The Watts Uprising, referred to as “riots” in the novel, is a motif that appears throughout the narrative and is at the root of the crime Jackie investigates: A police officer murdered four Black kids during the Watts Uprising. With this revelation, the uprising symbolizes a violent time in Los Angeles’s history, both historically and textually: “Those who got stuck in the storm—outsiders and even some long-time residents who should have known better—did not make it home unscathed. They got dragged from cars and beaten, but not a single outsider died” (303). The uprising’s destructiveness is the manifestation of the anger and helplessness people of color feel in a country (and city) that systematically keeps them down, developing themes of both The Pervasive Effects of Racism in America and The Drive to Combat Racial Injustice.
“Internment” is a euphemistic term used to describe the concentration camps that the US placed hundreds of thousands of Japanese Americans in during WWII. They are a very real part of America’s history that also make their appearance in the narrative, as the Japanese American characters all carry reminders of this cultural trauma: “During the last week of April, 1942, the Japanese of Los Angeles awoke to find that evacuation orders had sprouted, overnight, from trees and poles all over the city” (107). The mention of these camps serves as another reminder of the racist, discriminatory practices that the US has implemented and participated in, particularly how a white supremacist society responds to those it perceives as “other”:
The Sakais caught people’s glances in the hallways and on the streets. It seemed to them that this fear and hatred was like a huge, invisible cobra that was slowly encircling them, poised over them, waiting to strike (108).
The mention of both these camps and the Watts Uprising helps to tie the two main persecuted races in the narrative—Black and Japanese American people—together in their shared experience of mistreatment by a dominant, authoritative force.

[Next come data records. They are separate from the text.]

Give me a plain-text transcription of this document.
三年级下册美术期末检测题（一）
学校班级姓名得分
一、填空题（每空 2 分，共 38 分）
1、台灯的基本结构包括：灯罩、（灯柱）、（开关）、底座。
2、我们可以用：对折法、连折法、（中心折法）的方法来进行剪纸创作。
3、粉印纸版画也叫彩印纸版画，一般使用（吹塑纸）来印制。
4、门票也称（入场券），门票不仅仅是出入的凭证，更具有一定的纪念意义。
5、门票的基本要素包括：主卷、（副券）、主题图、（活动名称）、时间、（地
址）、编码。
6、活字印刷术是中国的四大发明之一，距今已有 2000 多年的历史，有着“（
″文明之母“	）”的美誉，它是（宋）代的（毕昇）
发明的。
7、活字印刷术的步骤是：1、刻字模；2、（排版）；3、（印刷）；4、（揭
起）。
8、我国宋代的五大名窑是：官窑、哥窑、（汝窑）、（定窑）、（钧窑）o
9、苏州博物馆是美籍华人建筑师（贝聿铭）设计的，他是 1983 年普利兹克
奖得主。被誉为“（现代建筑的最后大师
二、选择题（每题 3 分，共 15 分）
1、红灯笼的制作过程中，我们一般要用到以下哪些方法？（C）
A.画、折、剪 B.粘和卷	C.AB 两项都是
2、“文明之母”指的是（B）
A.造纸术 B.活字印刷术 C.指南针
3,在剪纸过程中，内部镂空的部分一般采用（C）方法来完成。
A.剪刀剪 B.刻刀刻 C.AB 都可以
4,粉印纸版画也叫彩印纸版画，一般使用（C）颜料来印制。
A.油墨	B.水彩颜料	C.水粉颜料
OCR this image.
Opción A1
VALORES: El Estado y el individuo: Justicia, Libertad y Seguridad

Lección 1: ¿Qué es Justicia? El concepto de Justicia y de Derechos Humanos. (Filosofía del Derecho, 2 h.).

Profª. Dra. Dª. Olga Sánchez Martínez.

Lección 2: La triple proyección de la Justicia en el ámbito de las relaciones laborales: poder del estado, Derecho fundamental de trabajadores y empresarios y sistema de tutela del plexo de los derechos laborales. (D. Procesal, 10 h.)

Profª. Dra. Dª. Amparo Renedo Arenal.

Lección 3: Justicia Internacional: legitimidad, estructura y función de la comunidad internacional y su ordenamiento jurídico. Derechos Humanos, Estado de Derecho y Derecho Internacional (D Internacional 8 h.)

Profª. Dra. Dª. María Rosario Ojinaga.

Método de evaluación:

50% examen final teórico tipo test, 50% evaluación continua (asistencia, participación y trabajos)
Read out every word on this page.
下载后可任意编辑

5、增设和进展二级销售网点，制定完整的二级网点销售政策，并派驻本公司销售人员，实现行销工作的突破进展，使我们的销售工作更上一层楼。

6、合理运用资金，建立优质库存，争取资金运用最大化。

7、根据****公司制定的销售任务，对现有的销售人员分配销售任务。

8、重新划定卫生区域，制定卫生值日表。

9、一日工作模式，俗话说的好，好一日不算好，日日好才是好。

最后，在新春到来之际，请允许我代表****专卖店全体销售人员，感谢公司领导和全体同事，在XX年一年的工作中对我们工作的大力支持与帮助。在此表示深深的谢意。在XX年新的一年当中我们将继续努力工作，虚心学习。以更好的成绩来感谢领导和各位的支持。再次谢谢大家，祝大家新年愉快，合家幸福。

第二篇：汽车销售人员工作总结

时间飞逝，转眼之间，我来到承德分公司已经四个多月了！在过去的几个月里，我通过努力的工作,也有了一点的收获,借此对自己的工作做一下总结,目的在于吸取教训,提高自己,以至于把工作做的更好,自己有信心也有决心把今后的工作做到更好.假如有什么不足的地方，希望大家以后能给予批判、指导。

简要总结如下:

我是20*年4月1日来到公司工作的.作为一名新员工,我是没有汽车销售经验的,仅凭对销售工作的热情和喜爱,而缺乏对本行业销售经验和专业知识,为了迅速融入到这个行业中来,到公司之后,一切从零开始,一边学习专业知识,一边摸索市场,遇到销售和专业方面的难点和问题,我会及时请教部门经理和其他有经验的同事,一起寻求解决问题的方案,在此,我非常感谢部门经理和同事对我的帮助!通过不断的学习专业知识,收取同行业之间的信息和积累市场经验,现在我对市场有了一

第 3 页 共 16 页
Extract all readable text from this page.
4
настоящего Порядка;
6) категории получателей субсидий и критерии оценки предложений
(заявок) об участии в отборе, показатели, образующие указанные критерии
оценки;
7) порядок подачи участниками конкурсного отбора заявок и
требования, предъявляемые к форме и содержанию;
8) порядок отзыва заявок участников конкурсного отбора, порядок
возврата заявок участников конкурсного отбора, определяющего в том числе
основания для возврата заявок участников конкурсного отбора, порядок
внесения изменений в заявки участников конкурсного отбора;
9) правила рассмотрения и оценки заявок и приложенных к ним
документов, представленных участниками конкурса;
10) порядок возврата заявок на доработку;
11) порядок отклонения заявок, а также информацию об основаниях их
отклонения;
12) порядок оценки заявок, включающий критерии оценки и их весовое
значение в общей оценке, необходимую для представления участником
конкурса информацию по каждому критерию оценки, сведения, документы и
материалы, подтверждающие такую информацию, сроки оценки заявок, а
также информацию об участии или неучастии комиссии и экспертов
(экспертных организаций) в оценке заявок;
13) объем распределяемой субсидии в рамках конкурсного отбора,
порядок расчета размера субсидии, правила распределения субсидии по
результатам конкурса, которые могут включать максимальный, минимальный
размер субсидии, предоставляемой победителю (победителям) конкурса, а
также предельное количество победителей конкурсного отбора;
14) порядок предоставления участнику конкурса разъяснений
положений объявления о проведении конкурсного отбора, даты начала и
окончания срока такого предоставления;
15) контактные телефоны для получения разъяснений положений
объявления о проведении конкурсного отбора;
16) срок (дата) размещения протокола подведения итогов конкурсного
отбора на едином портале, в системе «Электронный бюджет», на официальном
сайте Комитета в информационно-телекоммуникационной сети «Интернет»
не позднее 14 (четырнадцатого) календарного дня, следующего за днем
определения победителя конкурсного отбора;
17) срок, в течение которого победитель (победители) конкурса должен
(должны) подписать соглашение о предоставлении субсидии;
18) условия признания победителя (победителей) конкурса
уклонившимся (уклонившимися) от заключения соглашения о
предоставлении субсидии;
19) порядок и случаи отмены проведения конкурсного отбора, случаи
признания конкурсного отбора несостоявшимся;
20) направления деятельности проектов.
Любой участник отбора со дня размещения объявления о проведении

Frank Sakai got his store from Old Man Larabie. The store serves as a welcoming place in Angeles Mesa, a place where people can exist together regardless of race: “Frank took the store and made it his own. It had always been, by accident, a gathering place [....] And Frank encouraged this gathering, enabled it” (121). The store also symbolizes love in the sense of those it’s transferred from and to. Old Man Larabie sold it (at a huge discount) to Frank, who then wanted to pass it to Curtis. The store represents all of Frank’s hopes and dreams for the future and for his son.